Wireless Access

I've just set up an AP group with 1 AP (303H) on it and a dedicated SSID on our dev ArubaOS 8.5 system and set up key management to be wpa3-enterprise.

Surprisingly enough my iPhone running iOS 12.3.1 connected to it so I'm assuming that if the client isn't capable of WPA3, it drops down to WPA2 ... but how do you tell?

The ArubaOS GUI doesn't seem to tell you.... or I'm looking in the wrong place ?

Would be good to know just before I start playing with wpa_supplicant 2.8 which does support SAE

Rgds

Alex

Take a look at the AP BSS Table and AP Association and the Flags assigned to the BSSID and Client.

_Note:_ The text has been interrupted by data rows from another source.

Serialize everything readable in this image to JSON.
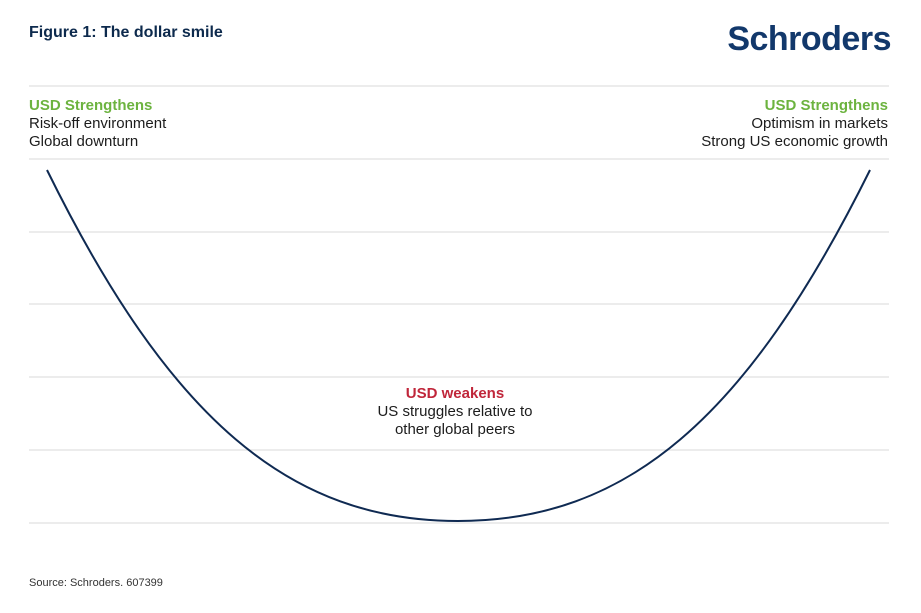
{
  "title": "Figure 1: The dollar smile",
  "logo_text": "Schroders",
  "source": "Source: Schroders. 607399",
  "colors": {
    "title": "#0d2a4d",
    "logo": "#12386b",
    "strengthen": "#6cb33f",
    "weaken": "#c0263a",
    "curve": "#0f2a52",
    "gridline": "#d9d9d9"
  },
  "annotations": {
    "left": {
      "heading": "USD Strengthens",
      "line1": "Risk-off environment",
      "line2": "Global downturn"
    },
    "right": {
      "heading": "USD Strengthens",
      "line1": "Optimism in markets",
      "line2": "Strong US economic growth"
    },
    "center": {
      "heading": "USD weakens",
      "line1": "US struggles relative to",
      "line2": "other global peers"
    }
  }
}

Just a note a WPA3 SSID will be in transition mode (WPA3/WPA2) by default unless it is explicitly disabled. 

#show ap bss-table

Flags:       K = 802.11K Enabled; W = 802.11W Enabled; 3 = WPA3 BSS; O = OWE Transition mode OWE BSS; o = OWE Transition mode Open BSS; M = WPA3-SAE mixed mode BSS

#show ap association

Flags: A: Active, B: Band Steerable, H: Hotspot(802.11u) client, K: 802.11K client, M: Mu beam formee, R: 802.11R client, W: WMM client, w: 802.11w client, V: 802.11v BSS trans capable, P: Punctured preamble, U: HE UL Mu-mimo, O: OWE client, S: SAE client, E: Enterprise client

Guess long and short of it is  if we have  WPA3-enterprise  instead of WPA2-Enterprise associated with a WLAN, what do we look at and where to see if a client connectred system is a WPA2 device or a WPA3 one.

So are we down to a packet trace then ?

When you type "show ap association client-mac <mac of iphone>" what are the flags?  Is there an "S" flag to indicate that it is an SAE client?

I will save you time.  Do you have a phone that actually supports WPA3?  If not, don't bother... :(

As in NOT iphones.

What to dio if an Iphone (5) with IOS 13 can not connect to a SSID with WPA3 transistion Mode on?